Issue #826: A Know Your Hash mitigation solution?

Sep 17, 2020
Marty's Ƀent

Issue #826: A Know Your Hash mitigation solution?

Last week, your Uncle Marty went on a bit of a rant regarding a weak attempt from an obscure company that would like to force bitcoin mining pools to institute KYC/AML compliance on the individual miners they service. While this particular attack will be in vain, there will probably be more, better organized, attacks in the future. As we discussed in yesterday's rag, the best way to avoid overbearing regulation is to make it dumb and expensive to enforce. Rendering it obsolete before it has a chance to do material damage to an industry.

utxos
via utxos.org

Well, hodlwave shared this explainer from Jeremy Rubin that describes how OP_CHECKTEMPLATEVERIFY can potentially be used to create decentralized mining pools. As Shinobi pointed out in a thought-provoking Medium article yesterday, losers who want to force KYC/AML compliance on mining pools may be able to cling on the fact that mining pools temporarily custody block rewards before distributing them to individual miners contributing to their pools. Making them, at least temporarily, financial custodians. An Achilles heel that needs to be accounted for.

If I understand Jeremy's solution correctly (it's totally possible I am missing something, like quality reading comprehension), using OP_CHECKTEMPLATEVERIFY to enable decentralized pools that allow individual miners to construct blocks and issue payouts to other miners contributing to a particular decentralized pool would make the know your hash attack mute on the spot. Enforcing this type of regulation would be made extremely dumb and expensive as regulators would essentially be playing a game of global whack-a-mole attempting to identify each individual miner that mines a block while also expecting each individual miner to identify the other miners contributing hash rate to the decentralized pool. If my comprehension isn't off and this is how this type of pool would actually work, it seems like this would be impossible to enforce.
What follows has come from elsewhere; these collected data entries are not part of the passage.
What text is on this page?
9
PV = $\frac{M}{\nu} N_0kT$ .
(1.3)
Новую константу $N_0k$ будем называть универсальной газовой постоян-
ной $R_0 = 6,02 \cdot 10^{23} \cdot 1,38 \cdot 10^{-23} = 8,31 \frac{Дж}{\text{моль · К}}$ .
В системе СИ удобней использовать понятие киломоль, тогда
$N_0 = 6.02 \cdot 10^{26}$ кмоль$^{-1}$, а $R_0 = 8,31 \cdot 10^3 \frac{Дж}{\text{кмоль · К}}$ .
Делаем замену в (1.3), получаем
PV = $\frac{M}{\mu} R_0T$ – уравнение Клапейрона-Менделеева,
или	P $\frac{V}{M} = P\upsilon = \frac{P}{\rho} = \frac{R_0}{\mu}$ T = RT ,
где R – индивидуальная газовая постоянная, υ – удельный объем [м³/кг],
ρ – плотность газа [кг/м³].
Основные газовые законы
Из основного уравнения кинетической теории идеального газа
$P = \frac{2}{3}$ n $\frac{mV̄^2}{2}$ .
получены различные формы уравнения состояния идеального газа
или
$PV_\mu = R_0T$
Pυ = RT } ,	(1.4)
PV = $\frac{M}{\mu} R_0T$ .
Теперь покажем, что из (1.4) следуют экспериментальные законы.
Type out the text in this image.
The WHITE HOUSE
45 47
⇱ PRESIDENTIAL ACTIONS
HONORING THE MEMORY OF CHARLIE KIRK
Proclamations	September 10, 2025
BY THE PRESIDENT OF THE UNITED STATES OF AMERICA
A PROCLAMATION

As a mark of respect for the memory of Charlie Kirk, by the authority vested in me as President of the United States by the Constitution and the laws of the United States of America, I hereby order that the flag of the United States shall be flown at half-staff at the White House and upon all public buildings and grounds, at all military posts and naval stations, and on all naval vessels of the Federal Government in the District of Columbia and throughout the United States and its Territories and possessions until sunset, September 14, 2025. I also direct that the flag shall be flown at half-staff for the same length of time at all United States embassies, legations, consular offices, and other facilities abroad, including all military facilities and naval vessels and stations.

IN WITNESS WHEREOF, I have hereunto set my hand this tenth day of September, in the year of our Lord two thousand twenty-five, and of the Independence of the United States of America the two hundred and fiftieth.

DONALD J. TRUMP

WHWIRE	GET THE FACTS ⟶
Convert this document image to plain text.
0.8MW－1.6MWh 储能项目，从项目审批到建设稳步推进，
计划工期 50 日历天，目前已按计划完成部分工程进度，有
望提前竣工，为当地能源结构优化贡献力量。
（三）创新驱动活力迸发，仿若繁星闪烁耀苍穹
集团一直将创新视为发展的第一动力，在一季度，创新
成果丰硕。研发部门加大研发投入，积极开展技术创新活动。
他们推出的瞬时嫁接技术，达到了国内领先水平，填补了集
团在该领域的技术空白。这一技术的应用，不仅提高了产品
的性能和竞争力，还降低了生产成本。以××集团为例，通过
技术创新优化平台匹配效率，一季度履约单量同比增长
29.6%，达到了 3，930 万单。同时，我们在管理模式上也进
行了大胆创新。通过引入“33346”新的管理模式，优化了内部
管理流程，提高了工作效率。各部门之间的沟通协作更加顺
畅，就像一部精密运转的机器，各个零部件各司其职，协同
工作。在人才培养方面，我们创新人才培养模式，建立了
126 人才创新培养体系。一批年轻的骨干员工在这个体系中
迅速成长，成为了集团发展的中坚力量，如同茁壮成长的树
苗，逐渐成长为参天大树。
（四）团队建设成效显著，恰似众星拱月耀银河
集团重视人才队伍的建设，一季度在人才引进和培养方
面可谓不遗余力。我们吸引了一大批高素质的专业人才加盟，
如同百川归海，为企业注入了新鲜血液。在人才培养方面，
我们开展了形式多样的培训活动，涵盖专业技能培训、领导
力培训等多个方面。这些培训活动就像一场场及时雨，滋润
To make this a possibility we would first have to get BIP 119 merged into Bitcoin Core. So I encourage you freaks to read up on that if you haven't already.

At the end of the day, it is important to be upfront with ourselves that Bitcoin has a ways to go before becoming sufficiently distributed and robust against the type of State attack described above. With that being said, it is also important not to get so worried that you find yourself slipping into an existential crisis. Solutions seems to be out there. If they aren't, I am confident they will materialize. Bitcoin is too important for them not to materialize and many great and creative minds are focused on making sure that Bitcoin survives and thrives as a permission-less, distributed, peer-to-peer cash system that can withstand attacks from freedom hating governments.

Onward!


Final thought...

Sleeping with the windows open season is short, but it is blissful.